The Goods and Services Tax Network (GSTN) continues its
efforts to refine the GST compliance ecosystem by enhancing the Invoice
Management System (IMS). In a significant move to facilitate smoother
reconciliation for businesses involved in international trade, the GSTN has
introduced a dedicated 'Import of Goods' section within the IMS,
effective from the October 2025 tax period.
This new feature aims to bridge the gap between Customs data
and GST records, ultimately making the Input Tax Credit (ITC) claim process
more transparent and efficient for importers.
1. Understanding the Context: What is IMS?
The Invoice Management System (IMS) was first rolled out on
the GST portal starting with the October 2024 tax period. Its primary function
is to empower recipient taxpayers to proactively manage the documents
uploaded by their suppliers.
Before this enhancement, the IMS allowed recipients to accept,
reject, or keep pending individual inward supply records that were uploaded
by their suppliers through GSTR-1, GSTR-1A, or the Invoice Furnishing Facility
(IFF). This mechanism helped ensure cleaner data flow before the
auto-population into the GSTR-2B.
2. The New Enhancement: Import of Goods
The latest update extends the reconciliation capabilities of
the IMS beyond domestic supplies to include crucial import documents.
The new 'Import of Goods' section now makes the
following documents available to the recipient taxpayer for review and action:
Ø Bills of Entry (BoE) for Direct Imports: This includes all Bills of Entry filed
by the taxpayer for goods imported directly into India.
Ø Imports from Special Economic Zones
(SEZs): BoE records
for goods imported from SEZ units will also be available in this section.
This integration means that the data previously available
only in the auto-drafted GSTR-2B (which already captures Customs data)
is now accessible within the more dynamic and actionable IMS framework.
3. Impact on Taxpayer Compliance and GSTR-2B
The introduction of this feature is a major boost for
compliance ease, particularly for taxpayers who rely heavily on imported goods.
Actionable Reconciliation
For each individual Bill of Entry listed in the 'Import of
Goods' section, the taxpayer is given the allowance to take a specific action: Accept,
Reject, or Keep Pending.
This facility helps ensure that the ITC being claimed is
directly validated against the taxpayer's own records before final submission.
It minimizes disputes later arising from mismatches in Customs data.
Deemed Acceptance Rule
Similar to the rule for domestic supplies in IMS, the GSTN
advisory clarifies the treatment of untouched records:
If no action is taken on an individual Bill of Entry by the recipient taxpayer,
the record will be treated as deemed accepted.
Impact on GSTR-2B Generation
The actions taken by the taxpayer (Accept, Reject, Pending)

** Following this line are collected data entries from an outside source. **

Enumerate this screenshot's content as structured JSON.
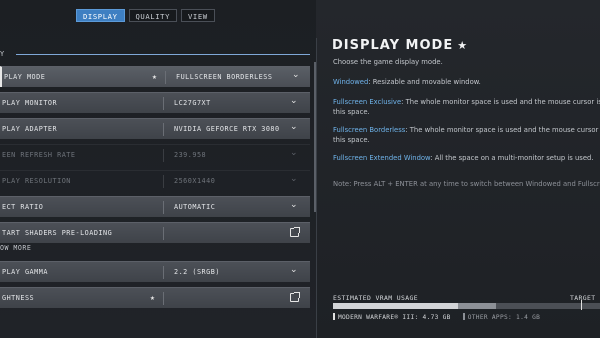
{
  "tabs": [
    "DISPLAY",
    "QUALITY",
    "VIEW"
  ],
  "section": {
    "label": "Y"
  },
  "rows": [
    {
      "label": "PLAY MODE",
      "star": "★",
      "value": "FULLSCREEN BORDERLESS",
      "control": "dropdown",
      "state": "selected"
    },
    {
      "label": "PLAY MONITOR",
      "value": "LC27G7XT",
      "control": "dropdown",
      "state": "normal"
    },
    {
      "label": "PLAY ADAPTER",
      "value": "NVIDIA GEFORCE RTX 3080",
      "control": "dropdown",
      "state": "normal"
    },
    {
      "label": "EEN REFRESH RATE",
      "value": "239.958",
      "control": "dropdown",
      "state": "disabled"
    },
    {
      "label": "PLAY RESOLUTION",
      "value": "2560X1440",
      "control": "dropdown",
      "state": "disabled"
    },
    {
      "label": "ECT RATIO",
      "value": "AUTOMATIC",
      "control": "dropdown",
      "state": "normal"
    },
    {
      "label": "TART SHADERS PRE-LOADING",
      "value": "",
      "control": "external",
      "state": "normal"
    },
    {
      "label": "PLAY GAMMA",
      "value": "2.2 (SRGB)",
      "control": "dropdown",
      "state": "normal"
    },
    {
      "label": "GHTNESS",
      "star": "★",
      "value": "",
      "control": "external",
      "state": "normal"
    }
  ],
  "show_more": "OW MORE",
  "detail": {
    "title": "DISPLAY MODE",
    "star": "★",
    "subtitle": "Choose the game display mode.",
    "options": [
      {
        "name": "Windowed",
        "desc": ": Resizable and movable window."
      },
      {
        "name": "Fullscreen Exclusive",
        "desc": ": The whole monitor space is used and the mouse cursor is",
        "desc2": "this space."
      },
      {
        "name": "Fullscreen Borderless",
        "desc": ": The whole monitor space is used and the mouse cursor i",
        "desc2": "this space."
      },
      {
        "name": "Fullscreen Extended Window",
        "desc": ": All the space on a multi-monitor setup is used."
      }
    ],
    "note": "Note: Press ALT + ENTER at any time to switch between Windowed and Fullscree"
  },
  "vram": {
    "label": "ESTIMATED VRAM USAGE",
    "target_label": "TARGET",
    "game_label": "MODERN WARFARE® III: 4.73 GB",
    "other_label": "OTHER APPS: 1.4 GB",
    "game_fraction": 0.47,
    "other_fraction": 0.14,
    "target_fraction": 0.93
  },
  "colors": {
    "accent": "#3e7fc2",
    "link": "#6fb3ea",
    "background": "#1f2226"
  }
}
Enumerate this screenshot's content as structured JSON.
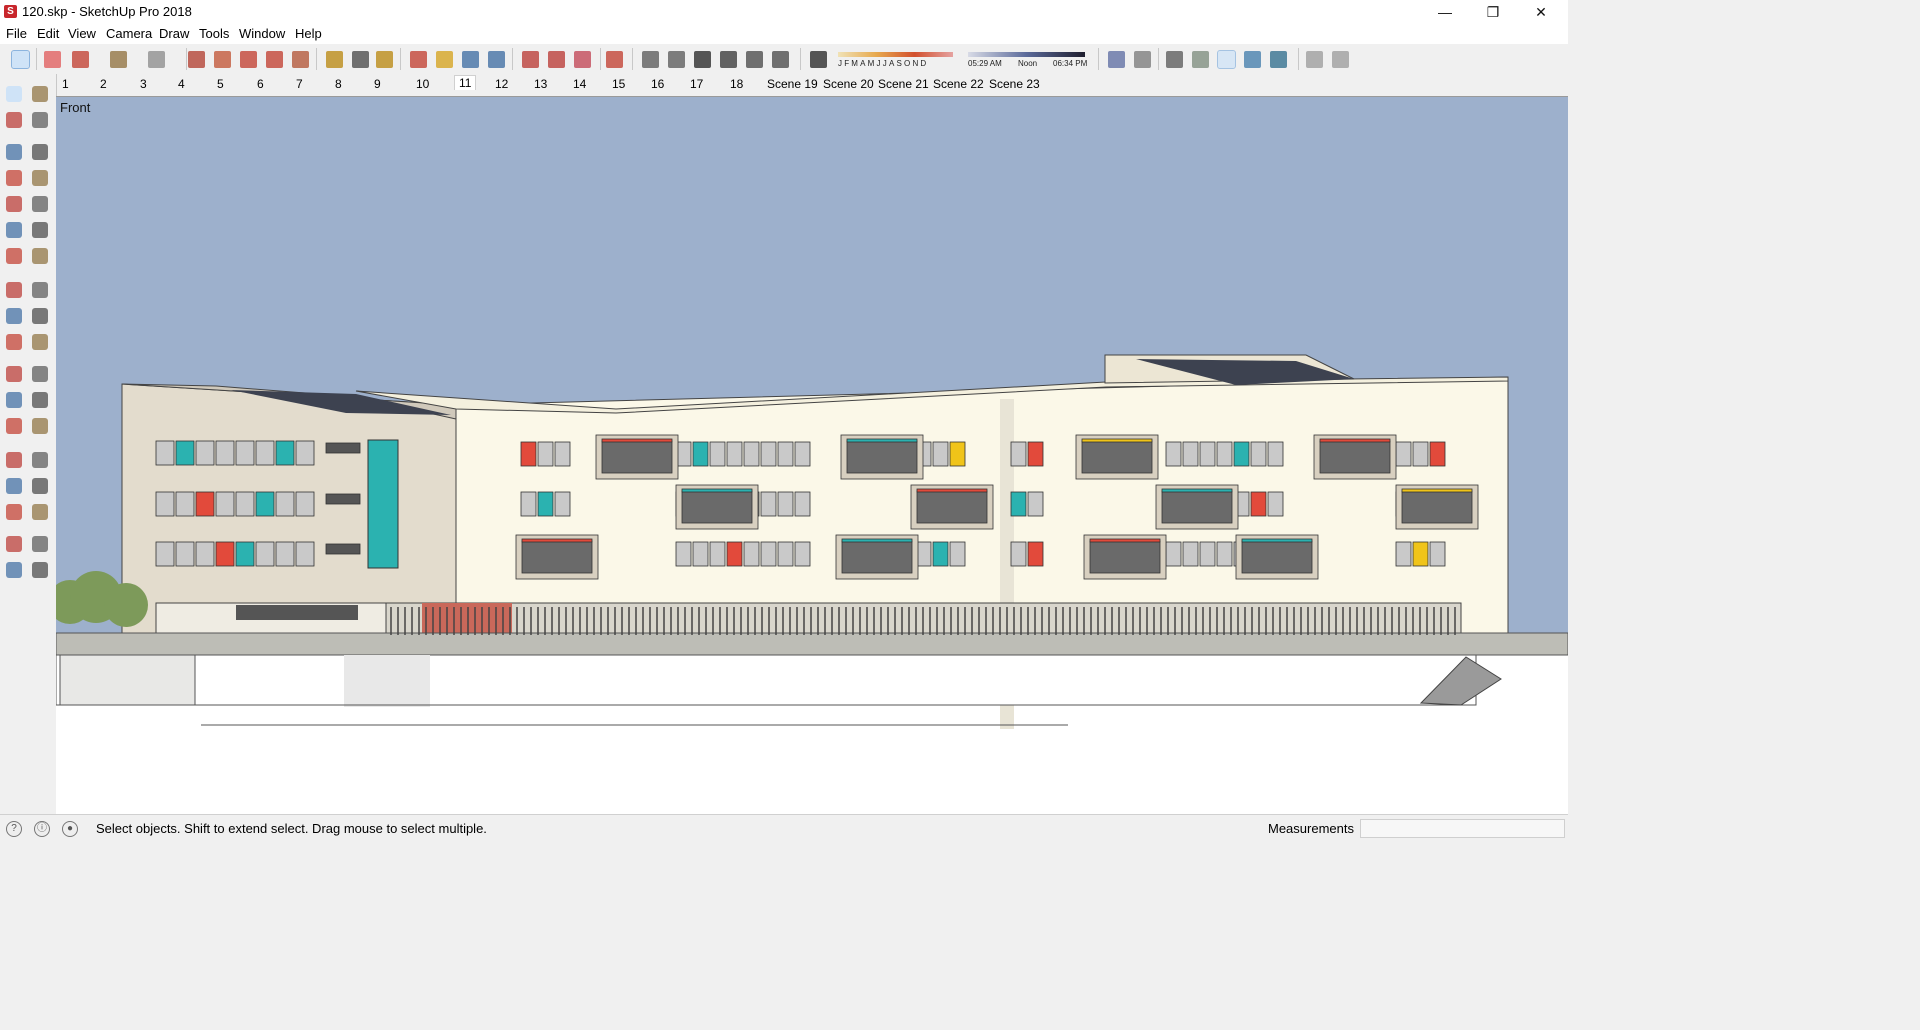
{
  "window": {
    "title": "120.skp - SketchUp Pro 2018",
    "app_icon_letter": "S",
    "minimize": "—",
    "restore": "❐",
    "close": "✕"
  },
  "menu": [
    "File",
    "Edit",
    "View",
    "Camera",
    "Draw",
    "Tools",
    "Window",
    "Help"
  ],
  "shadow": {
    "months": "JFMAMJJASOND",
    "sunrise": "05:29 AM",
    "noon": "Noon",
    "sunset": "06:34 PM"
  },
  "scenes": [
    {
      "label": "1"
    },
    {
      "label": "2"
    },
    {
      "label": "3"
    },
    {
      "label": "4"
    },
    {
      "label": "5"
    },
    {
      "label": "6"
    },
    {
      "label": "7"
    },
    {
      "label": "8"
    },
    {
      "label": "9"
    },
    {
      "label": "10"
    },
    {
      "label": "11",
      "active": true
    },
    {
      "label": "12"
    },
    {
      "label": "13"
    },
    {
      "label": "14"
    },
    {
      "label": "15"
    },
    {
      "label": "16"
    },
    {
      "label": "17"
    },
    {
      "label": "18"
    },
    {
      "label": "Scene 19"
    },
    {
      "label": "Scene 20"
    },
    {
      "label": "Scene 21"
    },
    {
      "label": "Scene 22"
    },
    {
      "label": "Scene 23"
    }
  ],
  "viewport": {
    "view_name": "Front",
    "sky_color": "#9db0cc"
  },
  "toolbar_icons": [
    "select-icon",
    "eraser-icon",
    "pencil-icon",
    "shape-icon",
    "paint-icon",
    "push-pull-icon",
    "follow-me-icon",
    "move-icon",
    "rotate-icon",
    "scale-icon",
    "tape-icon",
    "text-icon",
    "paint-bucket-icon",
    "orbit-icon",
    "pan-icon",
    "zoom-icon",
    "zoom-extents-icon",
    "warehouse-icon",
    "extension-icon",
    "share-icon",
    "ruby-icon",
    "iso-view-icon",
    "top-view-icon",
    "front-view-icon",
    "right-view-icon",
    "back-view-icon",
    "left-view-icon",
    "shadow-toggle-icon",
    "xray-icon",
    "wireframe-icon",
    "hidden-line-icon",
    "shaded-icon",
    "textured-icon",
    "monochrome-icon",
    "section-plane-icon",
    "section-display-icon",
    "section-cut-icon"
  ],
  "status": {
    "hint": "Select objects. Shift to extend select. Drag mouse to select multiple.",
    "measurements_label": "Measurements",
    "measurements_value": ""
  }
}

on both domestic invoices and the new 'Import of Goods' records will be
factored in by the GST Portal. Based on these actions, the draft GSTR-2B
for the recipient will be generated on the 14th day of the subsequent month,
providing a reliable, consolidated summary of eligible ITC.
By bringing import data into the proactive reconciliation
environment of the IMS, the GSTN has successfully enhanced control, reduced
clerical errors, and significantly simplified the complex process of claiming
ITC on integrated tax paid on imports.